2013-03-25

"Os amantes clandestinos e outras inutilidades poéticas" de Manuel de Lima Bastos




Abrindo com cláusula eugeniana, logo o segundo elemento titular dispersa cataforicamente o mero fulgor amoroso - toda a inutilidade é poeticamente útil, di-lo a sabedoria da poesia.
Deitados ao tempo, estes amantes são o pó que ressuma na memória proveniente de antiga joeira sentimental, "como velhos peixes de olhos glaucos / imóveis na profundidade". Em ascese, todo o sujeito lírico haverá de sonhar com a "improvável visita do amor" - poderia o sonho não a afirmar como útil tautologia?
O "tempo não chega" dirá o poeta neste rito clandestino de cultuação da indenegável beleza presente em cada laceração feminina, em cada esquiva visão quotidiana da mulher real-transformada.
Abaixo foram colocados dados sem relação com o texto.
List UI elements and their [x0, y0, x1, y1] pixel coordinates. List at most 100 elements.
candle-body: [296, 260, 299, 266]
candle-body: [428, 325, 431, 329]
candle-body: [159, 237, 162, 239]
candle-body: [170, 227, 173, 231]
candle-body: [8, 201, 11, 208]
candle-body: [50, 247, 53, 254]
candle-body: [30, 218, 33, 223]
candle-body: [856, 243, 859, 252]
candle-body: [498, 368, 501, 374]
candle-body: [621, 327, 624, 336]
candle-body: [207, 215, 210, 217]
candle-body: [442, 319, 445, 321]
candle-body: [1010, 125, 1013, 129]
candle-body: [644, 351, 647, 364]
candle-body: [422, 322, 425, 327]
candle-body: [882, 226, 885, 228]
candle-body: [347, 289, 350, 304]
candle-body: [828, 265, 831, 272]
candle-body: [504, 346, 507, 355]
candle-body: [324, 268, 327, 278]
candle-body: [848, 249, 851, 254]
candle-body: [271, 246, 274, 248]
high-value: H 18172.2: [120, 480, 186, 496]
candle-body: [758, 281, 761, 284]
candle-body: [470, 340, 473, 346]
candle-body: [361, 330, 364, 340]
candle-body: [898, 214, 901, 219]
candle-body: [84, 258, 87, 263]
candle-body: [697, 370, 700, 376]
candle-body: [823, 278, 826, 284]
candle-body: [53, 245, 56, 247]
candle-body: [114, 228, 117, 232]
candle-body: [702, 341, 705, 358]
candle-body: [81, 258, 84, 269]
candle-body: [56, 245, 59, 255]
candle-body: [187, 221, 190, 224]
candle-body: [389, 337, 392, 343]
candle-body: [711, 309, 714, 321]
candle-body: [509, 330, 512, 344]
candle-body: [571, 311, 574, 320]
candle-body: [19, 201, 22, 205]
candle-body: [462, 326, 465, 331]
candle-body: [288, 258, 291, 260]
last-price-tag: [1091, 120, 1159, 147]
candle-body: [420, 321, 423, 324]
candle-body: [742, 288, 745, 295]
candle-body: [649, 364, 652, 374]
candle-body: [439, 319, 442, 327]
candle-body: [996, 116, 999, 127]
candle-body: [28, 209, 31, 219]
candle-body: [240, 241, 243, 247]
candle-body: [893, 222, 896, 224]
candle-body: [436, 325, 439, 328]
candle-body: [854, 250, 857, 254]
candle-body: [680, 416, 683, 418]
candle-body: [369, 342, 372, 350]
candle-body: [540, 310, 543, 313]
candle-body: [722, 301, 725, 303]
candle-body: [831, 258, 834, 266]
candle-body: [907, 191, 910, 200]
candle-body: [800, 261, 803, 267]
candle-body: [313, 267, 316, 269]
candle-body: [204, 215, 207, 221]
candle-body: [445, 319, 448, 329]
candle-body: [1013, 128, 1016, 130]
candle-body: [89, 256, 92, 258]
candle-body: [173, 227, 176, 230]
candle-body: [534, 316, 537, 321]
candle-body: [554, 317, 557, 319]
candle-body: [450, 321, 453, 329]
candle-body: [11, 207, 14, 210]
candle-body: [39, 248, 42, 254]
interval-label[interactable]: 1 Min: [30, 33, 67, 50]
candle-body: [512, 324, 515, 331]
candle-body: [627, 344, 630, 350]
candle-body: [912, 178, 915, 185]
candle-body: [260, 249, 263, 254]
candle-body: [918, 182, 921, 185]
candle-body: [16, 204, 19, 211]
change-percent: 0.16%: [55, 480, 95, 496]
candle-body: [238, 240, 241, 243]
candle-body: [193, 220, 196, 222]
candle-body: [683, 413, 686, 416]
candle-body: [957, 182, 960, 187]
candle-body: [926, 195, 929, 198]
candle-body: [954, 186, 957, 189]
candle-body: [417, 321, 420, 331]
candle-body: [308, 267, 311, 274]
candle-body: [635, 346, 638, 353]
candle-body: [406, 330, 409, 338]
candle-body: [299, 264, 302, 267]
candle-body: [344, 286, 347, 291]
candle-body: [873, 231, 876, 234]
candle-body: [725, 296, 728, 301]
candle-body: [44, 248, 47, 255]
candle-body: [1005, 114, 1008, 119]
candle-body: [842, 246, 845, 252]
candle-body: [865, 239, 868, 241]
Os semas utilizados são muitas vezes admonitórios da incapacidade do sujeito poético dar conseguimento às suas pretensões, lavrando em enigma essa busca de absoluto com comparações. condições e modos fugazes.
Cinérea é ainda a tonalidade expressiva. "Olhos tristes" e "luz sombria" são aqui mera exemplificação da isotopia dolorida que percorre todo o macrotexto.
Sobre o caráter terrível da palavra 'não', que Vieira eternizou, fala ainda esta poesia, diz esta voz de Manuel de Lima Bastos que percorre a impossibilidade e a finitude em fogo que é essência da logotetia. "Entretanto virá o tempo fazer" o seu trabalho para que estes amantes, isto é, esta singular poesia, rompam os lindes da clandestinidade.